Saturday, October 11th, 2008

Review: ‘The Butterfly Effect’ flies in the face of convention

“The Butterfly Effect” Directed by Eric Bress and J. Mackye Gruber New Line Cinema





 

Taking a departure from Ashton Kutcher’s recent slew of romantic comedies, “The Butterfly Effect” is a brilliant sci-fi thriller that catches audiences off-guard, challenging them to think about the extent to which everyday decisions can affect the future of one’s life.

In “The Butterfly Effect,” Kutcher portrays a college student, Evan Treborn, who suffers from mysterious memory blackouts. When these blackouts occur, Evan suddenly tunes out for several minutes at a time, and the on-screen action cuts ahead to when he regains consciousness again, typically during a jarring event that is both disorienting and startling to the audience. No one can figure out why or how Evan has inherited this disease.

But that of course is not where the story ends. Once Evan’s childhood is established within the film, these blackouts are revealed and become his key to figuring out why these missing moments of time were blocked from his memory, and how he can use this knowledge to relive these moments and change his current circumstances.

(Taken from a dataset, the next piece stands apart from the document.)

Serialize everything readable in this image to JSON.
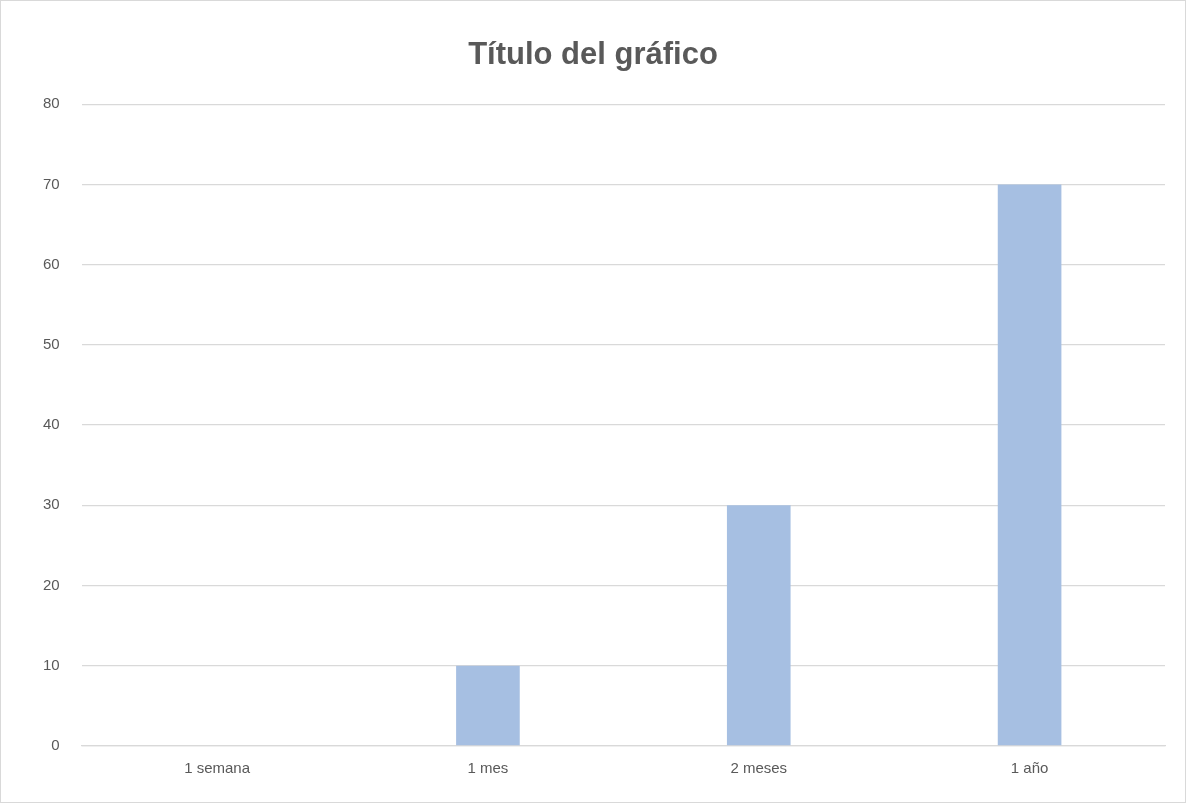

The title of the film lends itself to a hypothesis of experimenter Edward Lorenz, who was the first to pose the question, “Does the flap of a butterfly’s wings in Brazil set off a tornado in Texas?” In other words, Lorenz’s hypothesis, based on the mathematical chaos theory, questions whether different outcomes of an event have a strong dependence on slight changes in initial conditions.

This definition of the butterfly effect, also displayed before the opening credits, creates the philosophical framework from which this suspenseful tale unfolds.

While the film may benefit from notable names in its cast and a major studio release, “The Butterfly Effect” is nevertheless a daring project that doesn’t fit the censored sterility often associated with studio films.

Instead, its plot development and storytelling almost mimic that of an independent film, unafraid to step into the realm of dark and controversial themes that – while commendable and exhilarating – may at the same time, inevitably keep more easily disturbed audiences from enjoying the movie.